The influence of action execution on object size perception

Speaker: Annalisa Bosco, Department of Pharmacy and Biotechnology, University of Bologna
Additional Authors: Annalisa Bosco, Department of Pharmacy and Biotechnology, University of Bologna; Patrizia Fattori, Department of Pharmacy and Biotechnology, University of Bologna

When performing an action, our perception is focused towards object visual properties that enable us to execute the action successfully. However, the motor system is also able to influence perception, but only few studies reported evidence for hand action-induced visual perception modifications. Here, we aimed to study for a feature-specific perceptual modulation before and after a reaching and grasping action. Two groups of subjects were instructed to either grasp or reach to different sized bars and, before and after the action, to perform a size perceptual task by manual and verbal report. Each group was tested in two experimental conditions: no prior knowledge of action type, where subjects did not know the successive type of movement, and prior knowledge of action type, where they were aware about the successive type of movement. In both manual and verbal perceptual size responses, we found that after a grasping movement the size perception was significantly modified. Additionally, this modification was enhanced when the subjects knew in advance the type of movement to execute in the subsequent phase of task. These data suggest that the knowledge of action type and the execution of the action shape the perception of object properties.

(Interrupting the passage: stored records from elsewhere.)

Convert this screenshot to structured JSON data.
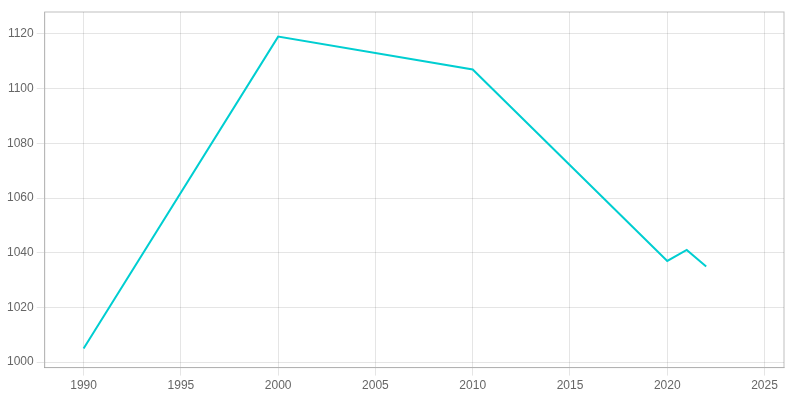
{
  "chart_data": {
    "type": "line",
    "x": [
      1990,
      2000,
      2010,
      2020,
      2021,
      2022
    ],
    "values": [
      1005,
      1119,
      1107,
      1037,
      1041,
      1035
    ],
    "color": "#00CED1",
    "xlim": [
      1988,
      2026
    ],
    "ylim": [
      998,
      1128
    ],
    "xticks": [
      1990,
      1995,
      2000,
      2005,
      2010,
      2015,
      2020,
      2025
    ],
    "yticks": [
      1000,
      1020,
      1040,
      1060,
      1080,
      1100,
      1120
    ],
    "grid": true
  }
}
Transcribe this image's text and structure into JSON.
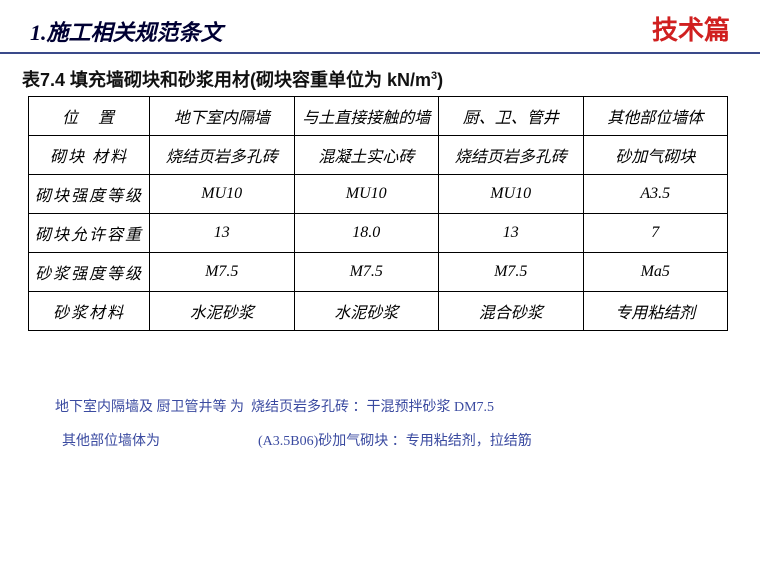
{
  "header": {
    "section_title": "1.施工相关规范条文",
    "corner_label": "技术篇"
  },
  "table": {
    "caption_prefix": "表7.4 填充墙砌块和砂浆用材(砌块容重单位为 kN/m",
    "caption_exp": "3",
    "caption_suffix": ")",
    "row_headers": [
      "位　置",
      "砌块 材料",
      "砌块强度等级",
      "砌块允许容重",
      "砂浆强度等级",
      "砂浆材料"
    ],
    "columns": [
      "地下室内隔墙",
      "与土直接接触的墙",
      "厨、卫、管井",
      "其他部位墙体"
    ],
    "rows": [
      [
        "烧结页岩多孔砖",
        "混凝土实心砖",
        "烧结页岩多孔砖",
        "砂加气砌块"
      ],
      [
        "MU10",
        "MU10",
        "MU10",
        "A3.5"
      ],
      [
        "13",
        "18.0",
        "13",
        "7"
      ],
      [
        "M7.5",
        "M7.5",
        "M7.5",
        "Ma5"
      ],
      [
        "水泥砂浆",
        "水泥砂浆",
        "混合砂浆",
        "专用粘结剂"
      ]
    ],
    "red_cells": [
      [
        2,
        3
      ],
      [
        3,
        0
      ],
      [
        3,
        1
      ],
      [
        3,
        2
      ],
      [
        3,
        3
      ],
      [
        4,
        3
      ]
    ]
  },
  "notes": {
    "line1": "地下室内隔墙及 厨卫管井等 为  烧结页岩多孔砖 ：干混预拌砂浆 DM7.5",
    "line2": "  其他部位墙体为                            (A3.5B06)砂加气砌块 ：专用粘结剂，拉结筋"
  },
  "colors": {
    "accent_blue": "#3a4aa0",
    "red": "#c05030",
    "corner_red": "#d02020"
  }
}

Neuroimaging reveals the human neural representations for visually guided grasping of real objects and pictures

Speaker: Jody C. Culham, Brain and Mind Institute, University of Western Ontario
Additional Authors: Jody C. Culham, University of Western Ontario; Sara Fabbri, Radboud University Nijmegen; Jacqueline C. Snow, University of Nevada, Reno; Erez Freud, Carnegie-Mellon University

Neuroimaging, particularly functional magnetic resonance imaging (fMRI), has revealed many human brain areas that are involved in the processing of visual information for the planning and guidance of actions. One area of particular interest is the anterior intraparietal sulcus (aIPS), which is thought to play a key role in processing information about object shape for the visual control of grasping. However, much fMRI research has relied on artificial stimuli, such as two-dimensional photos, and artificial actions, such as pantomimed grasping. Recent fMRI studies from our lab have used representational similarity analysis on the patterns of fMRI activation from brain areas such as aIPS to infer neural coding in participants performing real actions upon real objects. This research has revealed the visual features of the object (particularly elongation) and the type of grasp (including the number of digits and precision required) that are coded in aIPS and other regions. Moreover, this work has suggested that these neural representations are affected by the realness of the object, particularly during grasping. Taken together, these results highlight the value of using more ecological paradigms to study sensorimotor control.